Nebraska Game and Parks Commission and U.S. Fish and Wildlife Service crews load rotenone into boats during a renovation of Pelican Lake.

Why we did it

The goal of this multi-year project at Valentine National Wildlife Refuge was to limit fish passage and control high densities of carp at Watts, Hackberry, Dewey, Whitewater, Clear, Willow and Pelican lakes. 

How we did it

Work began in 2015 to create control structures, berm improvements, fish barriers and dredging at each of the individual lakes. This process, which lasted through 2016, also included channel clean-out between the lakes.

After the physical construction, rotenone treatments at each of the lakes began in 2018. Nebraska Game and Parks salvaged game fish and transferred them to other public waters prior to the treatments and removed certain length limits for anglers.

Watts was renovated in 2015; Pelican, School and Whitewater lakes were renovated in 2018; Hackberry and Willow in 2021; Dewey, Clear and McKeel fish renovations are in the planning stages.

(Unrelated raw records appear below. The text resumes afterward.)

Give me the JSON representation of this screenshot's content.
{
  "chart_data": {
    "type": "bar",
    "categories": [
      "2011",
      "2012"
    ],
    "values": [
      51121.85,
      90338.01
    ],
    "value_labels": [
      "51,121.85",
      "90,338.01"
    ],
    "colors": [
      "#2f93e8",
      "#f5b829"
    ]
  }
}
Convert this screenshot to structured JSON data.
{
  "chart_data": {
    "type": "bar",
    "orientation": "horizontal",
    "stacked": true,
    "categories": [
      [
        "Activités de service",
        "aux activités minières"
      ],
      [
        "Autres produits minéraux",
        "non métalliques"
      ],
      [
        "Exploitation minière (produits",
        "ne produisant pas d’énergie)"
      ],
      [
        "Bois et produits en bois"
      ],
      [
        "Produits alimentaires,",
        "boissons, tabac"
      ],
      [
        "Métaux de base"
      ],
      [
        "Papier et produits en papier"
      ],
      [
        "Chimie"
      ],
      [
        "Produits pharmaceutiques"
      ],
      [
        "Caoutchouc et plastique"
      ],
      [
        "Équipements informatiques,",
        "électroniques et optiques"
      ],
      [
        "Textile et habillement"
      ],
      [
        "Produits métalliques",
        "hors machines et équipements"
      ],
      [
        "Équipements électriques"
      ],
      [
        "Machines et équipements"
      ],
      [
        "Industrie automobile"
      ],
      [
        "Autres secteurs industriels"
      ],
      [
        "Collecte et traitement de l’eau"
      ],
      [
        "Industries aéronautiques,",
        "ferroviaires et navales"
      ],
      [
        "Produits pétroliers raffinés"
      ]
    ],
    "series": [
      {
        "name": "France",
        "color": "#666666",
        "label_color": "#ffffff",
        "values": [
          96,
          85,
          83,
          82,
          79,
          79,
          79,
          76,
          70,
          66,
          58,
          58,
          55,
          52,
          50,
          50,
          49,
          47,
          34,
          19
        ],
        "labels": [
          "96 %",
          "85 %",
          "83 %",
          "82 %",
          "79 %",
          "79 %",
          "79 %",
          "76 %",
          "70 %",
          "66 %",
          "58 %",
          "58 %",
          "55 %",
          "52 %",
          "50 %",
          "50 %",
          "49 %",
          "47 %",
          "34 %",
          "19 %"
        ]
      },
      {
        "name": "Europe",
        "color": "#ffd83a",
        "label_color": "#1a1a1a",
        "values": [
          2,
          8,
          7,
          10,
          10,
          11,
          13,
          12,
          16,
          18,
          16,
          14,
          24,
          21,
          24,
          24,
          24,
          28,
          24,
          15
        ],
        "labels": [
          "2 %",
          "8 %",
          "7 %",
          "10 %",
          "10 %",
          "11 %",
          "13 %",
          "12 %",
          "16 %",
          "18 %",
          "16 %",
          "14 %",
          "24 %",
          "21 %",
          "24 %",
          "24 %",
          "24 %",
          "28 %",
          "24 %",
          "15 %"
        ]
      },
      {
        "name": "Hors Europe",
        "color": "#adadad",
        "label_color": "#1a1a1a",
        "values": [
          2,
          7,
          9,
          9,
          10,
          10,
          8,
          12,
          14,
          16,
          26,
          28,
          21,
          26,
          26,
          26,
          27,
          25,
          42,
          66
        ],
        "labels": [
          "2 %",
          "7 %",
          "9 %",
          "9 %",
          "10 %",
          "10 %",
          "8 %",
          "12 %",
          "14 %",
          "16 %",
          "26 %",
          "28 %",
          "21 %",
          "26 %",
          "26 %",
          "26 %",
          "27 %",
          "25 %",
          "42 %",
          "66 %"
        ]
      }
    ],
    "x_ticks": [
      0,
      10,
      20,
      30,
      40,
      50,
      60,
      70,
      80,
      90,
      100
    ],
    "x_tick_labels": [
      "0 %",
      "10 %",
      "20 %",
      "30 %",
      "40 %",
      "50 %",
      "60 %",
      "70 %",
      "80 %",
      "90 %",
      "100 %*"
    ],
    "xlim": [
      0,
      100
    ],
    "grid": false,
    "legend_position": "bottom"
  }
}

What benefits from these changes

Managing carp migration and removing them from Valentine National Wildlife Refuge’s waters paves the way for an enhanced fishery. This complements several recent improvements to the refuge’s nine public fishing lakes, including roads and angler and boater access.

Project partners

  • U.S. Fish and Wildlife Service

The Aquatic Habitat Program

The Aquatic Habitat Program was created in 1997 and was the first program of its kind in the nation. Since then 100s of waterbodies across the state — everything from lakes to streams to rivers to ponds — have been renovated, improving aquatic life and water quality for Nebraskans.